Cessna continues to wrap the passengers in leather.
But one look at the panel is all it takes to stop most pilots in their tracks. It's a Garmin G1000 Integrated Cockpit System, which consists of two high-resolution display screens, a primary flight display (PFD) and multi-function display (MFD), providing flight, navigation, communication, terrain, traffic, weather and engine sensor data, all at the same time.

"Scanning the panel for all your information is practically a thing of the past," says Cessna Flight Training Supervisor Kirby Ortega. "You don't have to teach your eyes how to look all over the place for information. Now it's all right there, right in front of you."
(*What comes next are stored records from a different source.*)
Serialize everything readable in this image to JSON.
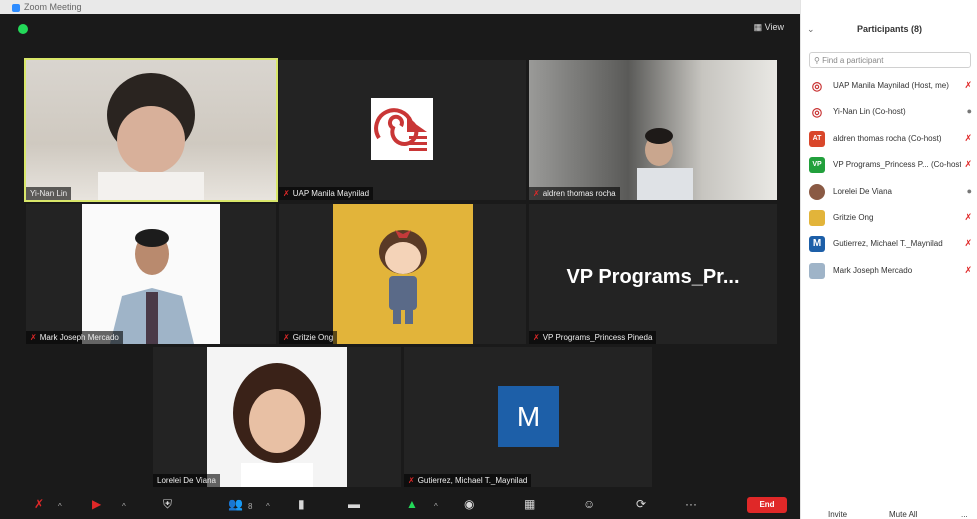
{
  "window": {
    "title": "Zoom Meeting",
    "view_label": "View"
  },
  "tiles": [
    {
      "name": "Yi-Nan Lin",
      "muted": false,
      "active": true
    },
    {
      "name": "UAP Manila Maynilad",
      "muted": true
    },
    {
      "name": "aldren thomas rocha",
      "muted": true
    },
    {
      "name": "Mark Joseph Mercado",
      "muted": true
    },
    {
      "name": "Gritzie Ong",
      "muted": true
    },
    {
      "name": "VP Programs_Princess Pineda",
      "muted": true,
      "display_text": "VP Programs_Pr..."
    },
    {
      "name": "Lorelei De Viana",
      "muted": false
    },
    {
      "name": "Gutierrez, Michael T._Maynilad",
      "muted": true,
      "avatar_letter": "M"
    }
  ],
  "toolbar": {
    "end_label": "End",
    "participants_count": "8"
  },
  "participants_panel": {
    "title": "Participants (8)",
    "search_placeholder": "Find a participant",
    "participants": [
      {
        "name": "UAP Manila Maynilad (Host, me)",
        "muted": true,
        "avatar": "logo"
      },
      {
        "name": "Yi-Nan Lin (Co-host)",
        "muted": false,
        "avatar": "logo"
      },
      {
        "name": "aldren thomas rocha (Co-host)",
        "muted": true,
        "avatar": "AT",
        "avatar_color": "#d9472b"
      },
      {
        "name": "VP Programs_Princess P... (Co-host)",
        "muted": true,
        "avatar": "VP",
        "avatar_color": "#22a03c"
      },
      {
        "name": "Lorelei De Viana",
        "muted": false,
        "avatar": "photo"
      },
      {
        "name": "Gritzie Ong",
        "muted": true,
        "avatar": "photo"
      },
      {
        "name": "Gutierrez, Michael T._Maynilad",
        "muted": true,
        "avatar": "M",
        "avatar_color": "#1d5fa8"
      },
      {
        "name": "Mark Joseph Mercado",
        "muted": true,
        "avatar": "photo"
      }
    ],
    "invite_label": "Invite",
    "mute_all_label": "Mute All",
    "more_label": "..."
  }
}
One feature that caught Cessna's corporate attention is the G1000's Attitude Heading and Reference Systems (AHRS), which uses a system of algorithms to calculate all three axes of flight data. While all-glass panels rely on AHRS technologies, the G1000 is the only system that can initialize itself "on the move." That might not sound like much at first blush, but the difference becomes more apparent should an AHRS system suffer a power interruption or otherwise hiccup. The G1000 can re-initialize itself in flight, while other systems require the pilot to land to get the system going again.

Also, the Garmin unit is the only system that's "integrated." For example, in the Cirrus SR22, Avidyne chose to design its FlightMax Entegra display screens to interface with two separate, stand-alone Garmin 430s mounted at the end of the pilot's right hand. Garmin built all the navigation/communication/ surveillance radios to be self-contained within the G1000.

A molded headliner offers cabin-class LED lighting and air ducts for multilevel ventilation, giving the new Skylane a jet-like feel.